Bill Reynolds, YourHub.com general manager, said YourHub.com is designed to appeal to advertisers who were priced out of The Post and the News after a joint operating agreement was reached in 2001, combining the business operations of the two papers.
“That’s part of it, absolutely,” he said. “It’s for the smaller advertisers that obviously can’t afford to be in our newspapers right now.”
Advertising rates are lower at YourHub.com and its corresponding print publications than they are in The Post and the News and on their websites.
“It’s a big challenge for advertisers without a large budget to not only get in (the two metro papers), but to get in with enough frequency and size to really make a good impact,” said Brett Grischo of Explore Communications, a local media planning and buying agency.

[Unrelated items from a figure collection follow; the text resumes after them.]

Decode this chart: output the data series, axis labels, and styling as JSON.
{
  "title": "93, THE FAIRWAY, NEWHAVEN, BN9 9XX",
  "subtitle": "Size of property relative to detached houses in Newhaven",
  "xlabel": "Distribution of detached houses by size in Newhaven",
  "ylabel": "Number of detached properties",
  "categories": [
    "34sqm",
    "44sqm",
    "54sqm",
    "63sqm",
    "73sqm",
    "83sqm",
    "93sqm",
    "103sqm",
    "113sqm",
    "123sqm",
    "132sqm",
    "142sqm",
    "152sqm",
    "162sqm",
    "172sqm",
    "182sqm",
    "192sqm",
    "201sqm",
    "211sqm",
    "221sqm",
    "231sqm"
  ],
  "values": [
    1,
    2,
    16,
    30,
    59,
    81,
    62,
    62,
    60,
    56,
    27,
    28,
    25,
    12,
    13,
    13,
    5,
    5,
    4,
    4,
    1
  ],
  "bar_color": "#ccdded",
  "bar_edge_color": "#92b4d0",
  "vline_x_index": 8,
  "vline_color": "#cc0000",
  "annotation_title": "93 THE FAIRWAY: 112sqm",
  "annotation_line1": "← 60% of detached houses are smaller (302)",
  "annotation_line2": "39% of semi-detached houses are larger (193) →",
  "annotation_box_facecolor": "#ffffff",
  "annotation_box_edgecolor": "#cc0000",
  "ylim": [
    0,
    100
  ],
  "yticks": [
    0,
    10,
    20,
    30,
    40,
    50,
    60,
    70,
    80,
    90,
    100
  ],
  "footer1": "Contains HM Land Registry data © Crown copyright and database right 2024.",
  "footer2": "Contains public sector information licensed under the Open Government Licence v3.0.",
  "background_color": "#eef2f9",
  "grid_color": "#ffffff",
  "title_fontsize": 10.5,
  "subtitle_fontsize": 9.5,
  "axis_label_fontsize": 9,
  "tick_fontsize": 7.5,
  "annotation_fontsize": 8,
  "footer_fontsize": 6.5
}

YourHub.com, which breaks metro Denver into 40 local websites, is designed so readers can submit their own content – from graduation photos to church news. Readers are not paid for their postings.

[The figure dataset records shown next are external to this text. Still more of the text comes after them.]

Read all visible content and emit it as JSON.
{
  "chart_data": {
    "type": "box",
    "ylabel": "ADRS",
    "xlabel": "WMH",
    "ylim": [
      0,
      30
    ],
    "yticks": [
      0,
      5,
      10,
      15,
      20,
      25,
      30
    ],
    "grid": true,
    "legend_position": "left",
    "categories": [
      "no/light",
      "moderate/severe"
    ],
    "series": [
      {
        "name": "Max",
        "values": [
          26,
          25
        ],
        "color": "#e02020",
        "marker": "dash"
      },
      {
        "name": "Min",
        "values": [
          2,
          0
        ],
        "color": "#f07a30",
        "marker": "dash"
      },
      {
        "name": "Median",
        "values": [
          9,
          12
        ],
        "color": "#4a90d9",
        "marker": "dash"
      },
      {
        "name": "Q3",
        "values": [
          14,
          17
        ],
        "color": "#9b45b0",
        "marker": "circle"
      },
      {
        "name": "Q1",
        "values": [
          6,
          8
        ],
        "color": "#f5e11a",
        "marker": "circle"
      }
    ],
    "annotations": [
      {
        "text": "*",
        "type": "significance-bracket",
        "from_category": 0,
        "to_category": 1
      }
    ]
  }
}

Information posted online is culled and added to other local news produced by YourHub.com staffers, who have been hired by the News, and packaged into 15 zoned publications.
Those print sections will be delivered to Post and News subscribers every Thursday. The DNA isn’t releasing its rollout schedule for the various zones but says they’ll all be appearing by mid-August.
YourHub.com is tapping into a hot national “community journalism” trend, fueled by the explosion of blogs and the migration of newspaper readers to the World Wide Web.
“This is just starting to take off,” said Bill Ostendorf, president of Providence, R.I.-based Creative Circle Media Consulting. “The DNA is definitely on the leading edge.”
Newspapers in Tennessee, South Carolina and elsewhere have launched zoned editions packed with reader content.
In January 2004, The Commercial Appeal in Memphis, Tenn., launched eight zoned weekly reader-driven publications, called Appeal Editions. The paper has since seen increases in paid circulation and advertising revenues, said Henry Stokes, director of administration and planning.
“It’s been successful both on the advertising front and the readership front,” he said. “We about doubled our retail advertising business in 2004.”
Staff writer Julie Dunn can be reached at 303-820-1592 or jdunn@denverpost.com.
Denver Newspaper Agency
The DNA handles the business operations of The Denver Post and the Rocky Mountain News. The two newsrooms remain separate and competitive:
The Denver Post
Publisher: ap, Denver
Weekday circulation: 268,004 for the six months ended in March
Sunday circulation: 735,621
Rocky Mountain News
Publisher: E.W. Scripps Co., Cincinnati
Weekday circulation: 267,031
Saturday circulation: 591,066
Note: The Post doesn’t publish on Saturdays, and the News doesn’t publish on Sundays.